Martin isn’t even the only man on his range (prison block) who was abused. But, he says, many still struggle with speaking about the abuse.
When it comes down to it, not a lot of people are going to be as vocal as I am. People don’t want to have to talk to the police about it, they don’t want to go to court about it, they don’t want to deal with that side of it. So a lot of people may not qualify for counselling because they don’t want to tell their story. It stirs up stuff that they don’t want to think about.
Martin says that for for years, victims weren’t even aware that their abuser was still alive.
“There was a rumour that he killed himself,” Martin tells me. Martin isn’t surprised that it has taken so long for an investigation; as he says, the people in power hold all the cards, and the victims, now seen as criminals, have no power at all. Who would even believe them?
Even if they convict, I just want to see what’s going to happen. I’m just surprised he’s alive. Everybody thought he was dead.
I just want to see how it plays out. There’s a long history of white males that are supposed to be upstanding members of society that are predators and are only getting a slap on the wrist. Things are changing a little bit now — but it seems to depend on who they know and who they are. If they know somebody and they are somebody then it isn’t the same. They’re not treated the same as us.
Martin spoke with the RCMP when they came to the jail to interview him.
That was hard. Imagine sitting in a room in the place you are incarcerated, speaking to the police who have spent your entire life surveilling, arresting, and charging you. After the interview, Martin was asked if he would like counselling. He agreed, and a couple of weeks later he was informed that $2,000 was available for him from Victim Services.
But how is he supposed to get counselling? There is, he says, only one psychiatrist at the jail, and mainly all the psychiatrist does is prescribe medication. With COVID, programs were cut, but even before that mental health treatment is not readily available. And there is no culturally appropriate option for African Nova Scotian men. Martin says this is part of a broader neglect of people who are incarcerated:
Just because we’re in here, we’re incarcerated, doesn’t mean that society should forget about us. It doesn’t mean that we’re not suffering from things, too. A lot of programs and a lot of things have been cut due to COVID, but even before that there weren’t a lot of safeguards or anything to help anybody in this kind of situation. So something needs to be done to make sure that the people who need mental health who don’t necessarily fit the criteria to be over on the forensics side can still get the care they need while incarcerated.
It’s one thing to have the funding for the help, but it’s another thing to actually get it based on all the restrictions. This is like a super max anyway, and then there’s COVID, which gives them even more excuse to keep us locked down.
Martin knows he needs help. He can see how his experiences as a child led to where he is today. And after he talked to the police, he knew he was in a bad place and needed to be able to speak with somebody. But so far, there is nobody.
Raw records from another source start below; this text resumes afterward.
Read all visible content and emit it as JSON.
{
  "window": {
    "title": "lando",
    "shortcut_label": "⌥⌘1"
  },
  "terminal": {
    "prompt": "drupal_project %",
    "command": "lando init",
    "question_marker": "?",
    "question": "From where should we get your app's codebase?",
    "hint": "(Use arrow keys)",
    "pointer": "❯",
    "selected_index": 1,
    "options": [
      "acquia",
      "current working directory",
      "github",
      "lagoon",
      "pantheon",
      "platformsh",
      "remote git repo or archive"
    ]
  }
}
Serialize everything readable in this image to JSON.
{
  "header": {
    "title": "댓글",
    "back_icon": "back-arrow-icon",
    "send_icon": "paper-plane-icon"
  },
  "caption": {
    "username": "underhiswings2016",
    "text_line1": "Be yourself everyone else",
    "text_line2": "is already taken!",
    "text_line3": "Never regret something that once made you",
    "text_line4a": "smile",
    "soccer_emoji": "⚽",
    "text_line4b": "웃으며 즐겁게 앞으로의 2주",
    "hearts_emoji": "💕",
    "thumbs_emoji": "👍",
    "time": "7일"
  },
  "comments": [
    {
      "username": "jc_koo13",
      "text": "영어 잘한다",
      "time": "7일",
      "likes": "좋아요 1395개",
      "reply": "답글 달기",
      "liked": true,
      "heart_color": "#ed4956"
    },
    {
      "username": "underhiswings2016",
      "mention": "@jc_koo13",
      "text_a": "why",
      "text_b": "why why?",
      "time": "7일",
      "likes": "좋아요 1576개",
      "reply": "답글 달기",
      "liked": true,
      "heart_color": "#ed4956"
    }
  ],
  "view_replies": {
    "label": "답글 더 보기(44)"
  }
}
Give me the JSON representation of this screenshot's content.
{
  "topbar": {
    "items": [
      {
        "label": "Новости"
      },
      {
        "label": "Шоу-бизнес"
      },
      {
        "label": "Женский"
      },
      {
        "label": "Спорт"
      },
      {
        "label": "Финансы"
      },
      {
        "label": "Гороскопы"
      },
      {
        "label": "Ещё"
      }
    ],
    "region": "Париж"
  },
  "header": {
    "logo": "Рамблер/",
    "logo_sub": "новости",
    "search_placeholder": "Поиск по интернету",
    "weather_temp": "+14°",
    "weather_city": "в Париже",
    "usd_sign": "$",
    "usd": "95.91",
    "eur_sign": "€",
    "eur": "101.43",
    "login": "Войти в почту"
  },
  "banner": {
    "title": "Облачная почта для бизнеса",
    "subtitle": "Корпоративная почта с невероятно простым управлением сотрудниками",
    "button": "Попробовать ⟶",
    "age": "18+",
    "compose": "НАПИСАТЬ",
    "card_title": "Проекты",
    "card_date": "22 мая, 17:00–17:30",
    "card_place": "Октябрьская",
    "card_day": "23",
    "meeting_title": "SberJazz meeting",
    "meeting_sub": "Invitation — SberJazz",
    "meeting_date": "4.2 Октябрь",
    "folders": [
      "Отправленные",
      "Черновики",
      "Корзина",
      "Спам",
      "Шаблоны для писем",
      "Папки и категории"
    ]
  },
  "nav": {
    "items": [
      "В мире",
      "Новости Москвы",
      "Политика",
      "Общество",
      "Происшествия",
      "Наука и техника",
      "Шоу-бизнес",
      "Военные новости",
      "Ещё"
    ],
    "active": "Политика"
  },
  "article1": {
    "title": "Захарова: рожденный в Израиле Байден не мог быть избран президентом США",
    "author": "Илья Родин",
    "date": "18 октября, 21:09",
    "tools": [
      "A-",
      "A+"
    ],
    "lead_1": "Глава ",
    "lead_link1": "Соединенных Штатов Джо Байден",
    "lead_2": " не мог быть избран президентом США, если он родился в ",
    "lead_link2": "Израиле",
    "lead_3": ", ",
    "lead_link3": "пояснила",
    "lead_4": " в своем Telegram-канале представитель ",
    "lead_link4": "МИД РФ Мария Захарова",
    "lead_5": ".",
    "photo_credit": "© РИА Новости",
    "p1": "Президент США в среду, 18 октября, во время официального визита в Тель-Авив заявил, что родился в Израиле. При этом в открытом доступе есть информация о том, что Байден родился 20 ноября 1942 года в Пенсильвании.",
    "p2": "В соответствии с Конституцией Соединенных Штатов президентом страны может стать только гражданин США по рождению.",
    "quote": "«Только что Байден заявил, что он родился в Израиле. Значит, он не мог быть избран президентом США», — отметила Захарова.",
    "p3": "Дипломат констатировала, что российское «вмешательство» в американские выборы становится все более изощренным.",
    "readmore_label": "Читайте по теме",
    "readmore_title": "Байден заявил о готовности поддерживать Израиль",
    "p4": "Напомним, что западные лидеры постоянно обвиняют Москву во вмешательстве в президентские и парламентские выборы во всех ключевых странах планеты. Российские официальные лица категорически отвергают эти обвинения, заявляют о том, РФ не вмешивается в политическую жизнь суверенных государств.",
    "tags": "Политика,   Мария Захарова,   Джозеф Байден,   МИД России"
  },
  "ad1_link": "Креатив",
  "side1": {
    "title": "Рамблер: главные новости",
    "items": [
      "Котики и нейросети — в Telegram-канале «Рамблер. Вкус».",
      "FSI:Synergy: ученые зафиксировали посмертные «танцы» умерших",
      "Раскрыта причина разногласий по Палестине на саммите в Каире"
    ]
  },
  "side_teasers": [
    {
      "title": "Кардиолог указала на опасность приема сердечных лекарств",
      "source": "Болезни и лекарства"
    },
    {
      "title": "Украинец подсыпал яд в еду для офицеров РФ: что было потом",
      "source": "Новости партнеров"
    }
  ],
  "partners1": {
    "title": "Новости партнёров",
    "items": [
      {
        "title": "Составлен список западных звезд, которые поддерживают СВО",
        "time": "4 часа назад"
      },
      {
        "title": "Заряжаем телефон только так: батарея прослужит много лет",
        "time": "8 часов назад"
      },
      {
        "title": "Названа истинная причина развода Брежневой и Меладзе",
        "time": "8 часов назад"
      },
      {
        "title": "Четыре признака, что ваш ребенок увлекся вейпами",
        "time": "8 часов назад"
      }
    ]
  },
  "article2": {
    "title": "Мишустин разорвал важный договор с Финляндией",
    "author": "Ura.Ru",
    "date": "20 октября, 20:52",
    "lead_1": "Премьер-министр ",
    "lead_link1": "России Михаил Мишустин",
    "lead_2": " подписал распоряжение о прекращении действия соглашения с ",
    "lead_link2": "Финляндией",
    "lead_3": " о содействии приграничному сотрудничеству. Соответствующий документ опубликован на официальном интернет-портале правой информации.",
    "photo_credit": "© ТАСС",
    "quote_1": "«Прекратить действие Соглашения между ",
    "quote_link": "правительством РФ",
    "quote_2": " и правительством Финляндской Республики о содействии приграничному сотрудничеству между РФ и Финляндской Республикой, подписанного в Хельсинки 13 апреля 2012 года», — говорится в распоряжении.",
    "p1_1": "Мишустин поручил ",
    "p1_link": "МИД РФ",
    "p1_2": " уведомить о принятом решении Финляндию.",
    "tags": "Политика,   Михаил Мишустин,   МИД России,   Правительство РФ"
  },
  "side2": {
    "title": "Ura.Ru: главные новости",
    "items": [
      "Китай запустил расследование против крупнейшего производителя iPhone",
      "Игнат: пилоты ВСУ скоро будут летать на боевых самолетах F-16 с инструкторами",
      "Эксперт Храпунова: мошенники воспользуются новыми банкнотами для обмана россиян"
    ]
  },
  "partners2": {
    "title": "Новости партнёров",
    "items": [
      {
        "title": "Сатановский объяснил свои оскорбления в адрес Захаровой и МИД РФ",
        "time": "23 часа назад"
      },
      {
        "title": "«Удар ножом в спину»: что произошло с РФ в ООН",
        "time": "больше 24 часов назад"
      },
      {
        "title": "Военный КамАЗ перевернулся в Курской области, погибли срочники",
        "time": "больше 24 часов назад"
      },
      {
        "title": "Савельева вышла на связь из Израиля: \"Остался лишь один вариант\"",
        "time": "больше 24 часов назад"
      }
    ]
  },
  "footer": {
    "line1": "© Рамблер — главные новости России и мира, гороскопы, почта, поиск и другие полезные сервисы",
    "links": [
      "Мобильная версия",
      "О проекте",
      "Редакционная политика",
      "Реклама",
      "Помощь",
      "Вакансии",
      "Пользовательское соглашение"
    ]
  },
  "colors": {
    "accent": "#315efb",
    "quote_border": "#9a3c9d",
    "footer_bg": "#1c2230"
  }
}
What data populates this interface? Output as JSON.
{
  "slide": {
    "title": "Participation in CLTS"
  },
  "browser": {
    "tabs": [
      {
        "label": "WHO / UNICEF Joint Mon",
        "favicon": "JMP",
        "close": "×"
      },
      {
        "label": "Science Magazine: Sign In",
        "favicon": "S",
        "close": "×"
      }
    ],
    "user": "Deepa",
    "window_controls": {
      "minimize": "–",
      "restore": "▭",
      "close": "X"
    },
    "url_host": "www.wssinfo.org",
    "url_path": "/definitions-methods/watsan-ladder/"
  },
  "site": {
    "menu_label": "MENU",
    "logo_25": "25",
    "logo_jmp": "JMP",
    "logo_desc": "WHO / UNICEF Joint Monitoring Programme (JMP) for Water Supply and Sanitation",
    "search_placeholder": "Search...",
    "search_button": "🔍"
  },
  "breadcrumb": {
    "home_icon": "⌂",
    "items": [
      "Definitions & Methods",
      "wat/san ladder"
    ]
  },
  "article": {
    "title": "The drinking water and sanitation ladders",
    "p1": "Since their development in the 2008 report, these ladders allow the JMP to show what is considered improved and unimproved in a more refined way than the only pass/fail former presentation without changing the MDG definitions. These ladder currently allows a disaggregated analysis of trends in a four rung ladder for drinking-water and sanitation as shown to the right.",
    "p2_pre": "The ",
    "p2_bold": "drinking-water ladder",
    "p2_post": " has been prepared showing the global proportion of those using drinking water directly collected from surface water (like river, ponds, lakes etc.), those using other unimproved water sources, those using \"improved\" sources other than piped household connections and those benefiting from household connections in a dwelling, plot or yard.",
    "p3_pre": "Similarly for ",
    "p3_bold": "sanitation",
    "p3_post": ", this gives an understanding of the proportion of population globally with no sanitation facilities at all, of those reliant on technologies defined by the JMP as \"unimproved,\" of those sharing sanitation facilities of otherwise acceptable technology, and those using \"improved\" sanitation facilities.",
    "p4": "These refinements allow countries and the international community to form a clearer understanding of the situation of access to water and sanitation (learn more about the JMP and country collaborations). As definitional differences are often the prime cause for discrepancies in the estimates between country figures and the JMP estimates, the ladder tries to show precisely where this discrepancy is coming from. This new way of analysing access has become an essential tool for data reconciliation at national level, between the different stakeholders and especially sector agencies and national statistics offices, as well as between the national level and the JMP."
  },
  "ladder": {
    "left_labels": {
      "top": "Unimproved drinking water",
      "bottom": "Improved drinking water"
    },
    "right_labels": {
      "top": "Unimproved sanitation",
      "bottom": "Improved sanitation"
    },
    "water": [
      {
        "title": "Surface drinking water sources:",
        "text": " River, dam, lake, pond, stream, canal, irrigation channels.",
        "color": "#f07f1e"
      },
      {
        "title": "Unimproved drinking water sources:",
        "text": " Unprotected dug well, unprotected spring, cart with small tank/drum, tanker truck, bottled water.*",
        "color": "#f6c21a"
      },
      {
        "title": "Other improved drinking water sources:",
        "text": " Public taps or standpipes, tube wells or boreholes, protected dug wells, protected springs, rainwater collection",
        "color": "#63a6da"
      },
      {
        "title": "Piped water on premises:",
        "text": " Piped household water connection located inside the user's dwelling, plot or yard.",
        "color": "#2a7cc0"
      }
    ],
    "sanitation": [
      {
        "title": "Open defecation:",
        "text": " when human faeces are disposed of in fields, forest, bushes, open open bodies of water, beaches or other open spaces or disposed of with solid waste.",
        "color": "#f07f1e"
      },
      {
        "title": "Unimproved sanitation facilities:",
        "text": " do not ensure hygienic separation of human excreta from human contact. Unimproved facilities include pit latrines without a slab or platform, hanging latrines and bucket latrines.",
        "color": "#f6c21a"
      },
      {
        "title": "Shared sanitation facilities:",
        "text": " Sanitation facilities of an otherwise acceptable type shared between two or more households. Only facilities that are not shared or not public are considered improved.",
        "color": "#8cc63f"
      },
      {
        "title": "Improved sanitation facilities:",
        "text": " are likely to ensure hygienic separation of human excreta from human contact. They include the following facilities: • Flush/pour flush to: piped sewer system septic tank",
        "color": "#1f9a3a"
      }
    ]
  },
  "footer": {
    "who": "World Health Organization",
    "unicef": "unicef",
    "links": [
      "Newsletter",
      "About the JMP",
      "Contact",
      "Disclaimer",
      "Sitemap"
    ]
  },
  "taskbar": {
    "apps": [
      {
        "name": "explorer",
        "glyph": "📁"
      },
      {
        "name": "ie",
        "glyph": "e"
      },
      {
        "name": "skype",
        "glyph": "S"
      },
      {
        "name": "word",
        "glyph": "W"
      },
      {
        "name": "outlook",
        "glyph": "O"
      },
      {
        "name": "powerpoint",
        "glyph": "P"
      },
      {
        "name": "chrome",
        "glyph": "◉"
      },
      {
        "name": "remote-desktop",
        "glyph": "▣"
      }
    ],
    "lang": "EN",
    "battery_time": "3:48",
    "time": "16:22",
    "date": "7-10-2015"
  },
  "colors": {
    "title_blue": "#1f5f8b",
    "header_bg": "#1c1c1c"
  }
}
So Martin called me. Not so that I would write an article, not even to complain; Martin just wanted to have somebody to help him get the pain out of his head.
And even that call, like all calls from jail, was recorded and monitored. Even then, he had no guarantee of privacy or space to deal with what he went through.
And while he sits in jail with no one to listen, and nobody to help him heal, the justice system continues to move against him. He can’t help but notice the difference.
The people that were holding us accountable when we were youth aren’t being accountable. For the people that were in charge of our incarceration, the wheels of justice are moving slow when they have to take accountability for their actions.
And how do you really hold somebody accountable for taking your childhood?